* Treasury yields hit highest in 10-months at 2.61 percent
* MSCI Asia-Pacific index hits record high, 26-yr peak for Nikkei
* European stocks tick higher in choppy trade
* Dollar index lifts off 3-year lows but euro on prowl
* China sees first acceleration in growth in 7 years
* South Africa, Turkey both hold rates steady
* Morgan Stanley Q4 profit down 60 pct due to U.S. tax law
By Marc Jones
LONDON, Jan 18 (Reuters) - The first acceleration by China’s giant economy in seven years kept stocks near record highs on Thursday, but added to growing pressure on bond markets as U.S. Treasury yields, the benchmark for global borrowing costs, reached a 10-month high.
Underlining the momentum of the world economic expansion into the back end of last year, both Chinese fourth quarter growth of 6.8 percent and December industrial output growth of 6.2 percent were ahead of expectations.
Most Asian bourses were closing when the data landed but had briefly set a new all-time record after the U.S. blue chip Dow Jones Industrial closed above 26,000 points for the first time on Wednesday.
China’s yuan finished strongly to hit its highest since December 2015. Europe’s main FTSE, Dax and CAC40 markets ticked higher too, though moves were choppy, as were Wall Street futures, in the cross currents of rising bond yields.
After a week of trying, the 10-year U.S. Treasury yield passed 2.6 percent to hit 2.613, its highest since March 2017. It drove European counterparts up too with Germany’s 10-year bond yield near a 5-1/2 month top at 0.52 percent.
With such encouraging data coming through, “the likelihood we have higher inflation in the big economies is well over 50 percent, so that is the next turning point for the markets,” said SEB investment management’s global head of asset allocation Hans Peterson.
He said that raised two big questions.

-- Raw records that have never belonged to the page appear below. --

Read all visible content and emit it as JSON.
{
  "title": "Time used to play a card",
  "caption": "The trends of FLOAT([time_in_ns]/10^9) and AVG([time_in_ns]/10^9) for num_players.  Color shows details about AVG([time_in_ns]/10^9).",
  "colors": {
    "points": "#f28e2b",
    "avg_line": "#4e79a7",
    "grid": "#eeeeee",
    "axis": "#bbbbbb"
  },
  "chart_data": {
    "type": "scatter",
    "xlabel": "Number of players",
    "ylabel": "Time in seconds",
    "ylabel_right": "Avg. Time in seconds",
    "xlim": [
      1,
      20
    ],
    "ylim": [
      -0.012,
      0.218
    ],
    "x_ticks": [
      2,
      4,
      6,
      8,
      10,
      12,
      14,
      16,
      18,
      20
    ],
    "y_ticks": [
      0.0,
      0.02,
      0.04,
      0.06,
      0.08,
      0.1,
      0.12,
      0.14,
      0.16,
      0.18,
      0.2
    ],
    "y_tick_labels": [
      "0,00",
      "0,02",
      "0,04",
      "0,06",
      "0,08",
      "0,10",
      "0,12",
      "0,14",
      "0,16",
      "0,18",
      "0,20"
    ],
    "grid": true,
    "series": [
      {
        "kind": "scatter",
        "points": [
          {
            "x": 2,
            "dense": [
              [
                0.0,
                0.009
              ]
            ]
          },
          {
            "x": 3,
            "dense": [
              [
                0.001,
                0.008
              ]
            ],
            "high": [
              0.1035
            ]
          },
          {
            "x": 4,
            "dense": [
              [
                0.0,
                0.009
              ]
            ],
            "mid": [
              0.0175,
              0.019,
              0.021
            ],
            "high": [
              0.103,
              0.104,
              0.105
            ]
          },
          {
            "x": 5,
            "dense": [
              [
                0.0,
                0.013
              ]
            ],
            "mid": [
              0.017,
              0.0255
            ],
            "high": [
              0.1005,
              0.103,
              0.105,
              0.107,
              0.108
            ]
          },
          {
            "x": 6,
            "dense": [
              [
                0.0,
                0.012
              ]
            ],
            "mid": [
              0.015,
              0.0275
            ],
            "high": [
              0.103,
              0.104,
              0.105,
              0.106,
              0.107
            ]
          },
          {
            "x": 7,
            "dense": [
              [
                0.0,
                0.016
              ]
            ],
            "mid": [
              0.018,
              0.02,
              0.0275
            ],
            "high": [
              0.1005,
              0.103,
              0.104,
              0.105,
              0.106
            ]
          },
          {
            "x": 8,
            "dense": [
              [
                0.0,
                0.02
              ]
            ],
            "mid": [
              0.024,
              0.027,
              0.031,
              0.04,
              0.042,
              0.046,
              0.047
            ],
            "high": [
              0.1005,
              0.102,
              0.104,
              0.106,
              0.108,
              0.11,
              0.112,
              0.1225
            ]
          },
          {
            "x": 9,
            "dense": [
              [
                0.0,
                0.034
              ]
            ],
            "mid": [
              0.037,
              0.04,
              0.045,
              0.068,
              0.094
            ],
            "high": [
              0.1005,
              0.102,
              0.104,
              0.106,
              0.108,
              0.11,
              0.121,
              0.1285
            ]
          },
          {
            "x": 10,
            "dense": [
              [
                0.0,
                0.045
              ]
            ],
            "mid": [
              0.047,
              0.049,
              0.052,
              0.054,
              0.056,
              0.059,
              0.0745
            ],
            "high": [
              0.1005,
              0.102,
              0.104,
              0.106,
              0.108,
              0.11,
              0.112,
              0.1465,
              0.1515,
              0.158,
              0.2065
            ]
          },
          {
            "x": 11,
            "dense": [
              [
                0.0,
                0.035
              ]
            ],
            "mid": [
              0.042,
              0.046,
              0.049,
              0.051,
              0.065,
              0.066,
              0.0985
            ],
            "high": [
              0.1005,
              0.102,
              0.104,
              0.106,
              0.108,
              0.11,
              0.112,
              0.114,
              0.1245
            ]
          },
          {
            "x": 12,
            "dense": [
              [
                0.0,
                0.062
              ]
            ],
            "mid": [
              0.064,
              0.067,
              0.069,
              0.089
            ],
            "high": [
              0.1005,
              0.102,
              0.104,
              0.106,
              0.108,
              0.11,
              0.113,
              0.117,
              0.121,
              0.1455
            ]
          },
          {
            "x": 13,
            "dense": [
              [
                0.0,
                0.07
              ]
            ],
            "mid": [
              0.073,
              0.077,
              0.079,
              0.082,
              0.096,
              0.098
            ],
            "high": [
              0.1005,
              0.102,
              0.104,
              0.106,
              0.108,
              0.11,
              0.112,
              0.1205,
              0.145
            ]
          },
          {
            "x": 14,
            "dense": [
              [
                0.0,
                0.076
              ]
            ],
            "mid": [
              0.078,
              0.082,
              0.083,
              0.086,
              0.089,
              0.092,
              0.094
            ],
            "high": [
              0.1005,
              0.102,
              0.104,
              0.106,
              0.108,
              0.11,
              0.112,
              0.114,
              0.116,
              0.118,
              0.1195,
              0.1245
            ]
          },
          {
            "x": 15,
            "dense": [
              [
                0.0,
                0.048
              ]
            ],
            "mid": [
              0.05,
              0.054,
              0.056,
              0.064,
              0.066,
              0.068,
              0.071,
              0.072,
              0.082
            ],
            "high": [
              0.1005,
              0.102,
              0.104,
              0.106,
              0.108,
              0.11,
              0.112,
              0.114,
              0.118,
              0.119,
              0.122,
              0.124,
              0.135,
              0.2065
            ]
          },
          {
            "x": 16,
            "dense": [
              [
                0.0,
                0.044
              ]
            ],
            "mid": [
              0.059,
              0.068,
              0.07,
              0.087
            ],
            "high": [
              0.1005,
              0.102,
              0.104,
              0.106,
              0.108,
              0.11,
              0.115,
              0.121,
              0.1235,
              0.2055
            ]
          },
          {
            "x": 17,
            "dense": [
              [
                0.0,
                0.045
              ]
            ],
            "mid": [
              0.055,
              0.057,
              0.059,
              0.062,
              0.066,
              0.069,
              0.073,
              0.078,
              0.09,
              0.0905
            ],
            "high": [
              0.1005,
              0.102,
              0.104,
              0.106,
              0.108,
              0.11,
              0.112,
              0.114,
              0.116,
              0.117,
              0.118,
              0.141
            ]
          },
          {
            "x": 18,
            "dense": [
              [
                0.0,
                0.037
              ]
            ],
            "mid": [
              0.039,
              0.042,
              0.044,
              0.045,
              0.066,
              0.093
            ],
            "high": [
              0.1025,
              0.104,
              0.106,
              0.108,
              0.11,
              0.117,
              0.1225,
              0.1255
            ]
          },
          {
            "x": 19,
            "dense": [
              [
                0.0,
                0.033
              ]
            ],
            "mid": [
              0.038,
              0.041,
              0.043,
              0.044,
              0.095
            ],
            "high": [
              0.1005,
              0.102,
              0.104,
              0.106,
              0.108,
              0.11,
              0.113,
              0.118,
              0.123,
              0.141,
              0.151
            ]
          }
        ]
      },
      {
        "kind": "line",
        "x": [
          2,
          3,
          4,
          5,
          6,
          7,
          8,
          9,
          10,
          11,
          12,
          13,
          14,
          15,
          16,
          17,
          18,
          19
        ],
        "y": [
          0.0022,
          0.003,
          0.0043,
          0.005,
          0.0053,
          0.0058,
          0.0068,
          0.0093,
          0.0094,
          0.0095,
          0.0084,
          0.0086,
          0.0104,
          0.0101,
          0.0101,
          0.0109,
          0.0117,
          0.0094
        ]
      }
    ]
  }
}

How will central banks respond? And will the rise in bond yields happen at such a pace that it impacts optimism around assets like equities?
“We are going to change the regime probably within the next 2-3 months,” he said. “Will it be accompanied by rising producer prices? If so then we can live with higher bond yields, otherwise it is a problem for us.”
The break higher in U.S. yields also lifted the dollar off a three-year low hit earlier in the day in Asia.
Ahead of U.S. trading though, the euro was regaining traction and last stood at $1.2245, up 0.5 percent on the day but well below a peak of $1.2323 set on Wednesday, the euro’s strongest level since December 2014.
Some top European Central Bank policymakers speaking in Frankfurt may have been caught off guard by the speed of the euro’s appreciation, said Lee Jin Yang, macro research analyst for Aberdeen Standard Investments in Singapore.
“Maybe they are trying to manage volatility or slow down the rise,” Lee said referring to Austria’s Ewald Nowotny, who told reporters on Wednesday that the euro’s recent strength against the dollar was “not helpful”.
Wall Street was expected to move only fractionally when trading resumes, with investors already digesting another deluge of fourth-quarter company results as well as some mixed jobs and housing market data.
One showed the number of Americans filing for unemployment benefits had fallen to the lowest level in 45 years while the other revealed the biggest drop in U.S. homebuilding in over a year.
The Canadian dollar eased about 0.1 percent to C$1.2450 , having see-sawed after the Bank of Canada raised interest rates but sounded a cautious tone on the future of the North American Free Trade Agreement (NAFTA).
Emerging markets must navigate a number of key interest rate meetings including in Turkey, which kept its rates on hold having seen last year’s 18 percent slump in the lira versus the euro drive inflation back into double digits.
South Africa’s central bank also stood pat, which helped the rand score new long-term highs after being sickly for much of 2017. A sounder political backdrop has made it one of the best performing currencies in the world so far this year.
“In the near term the rand is expected to remain sensitive to sentiment generated by political developments,” South African Reserve Bank Governor, Lesetja Kganyago, said.
Rising U.S. bond yields could cause turbulence for EM debt markets, however. As well as the gains for benchmark Treasuries, the two-year yield hovered at a nine-year high of just over 2 percent.
“In emerging markets we are trained like dogs,” UBP’s EM macro and FX strategist Koon Chow said about the rising yields. “When we hear that bell ring we want to just run.”
In commodities, crude oil prices rose earlier on data showing a decline in U.S. crude inventories and as rebels in Nigeria threatened to attack the country’s petroleum infrastructure, before trimming their gains.
U.S. crude futures were 10 cents higher at $64.07 a barrel have hit a three-year high of $64.89 on Tuesday.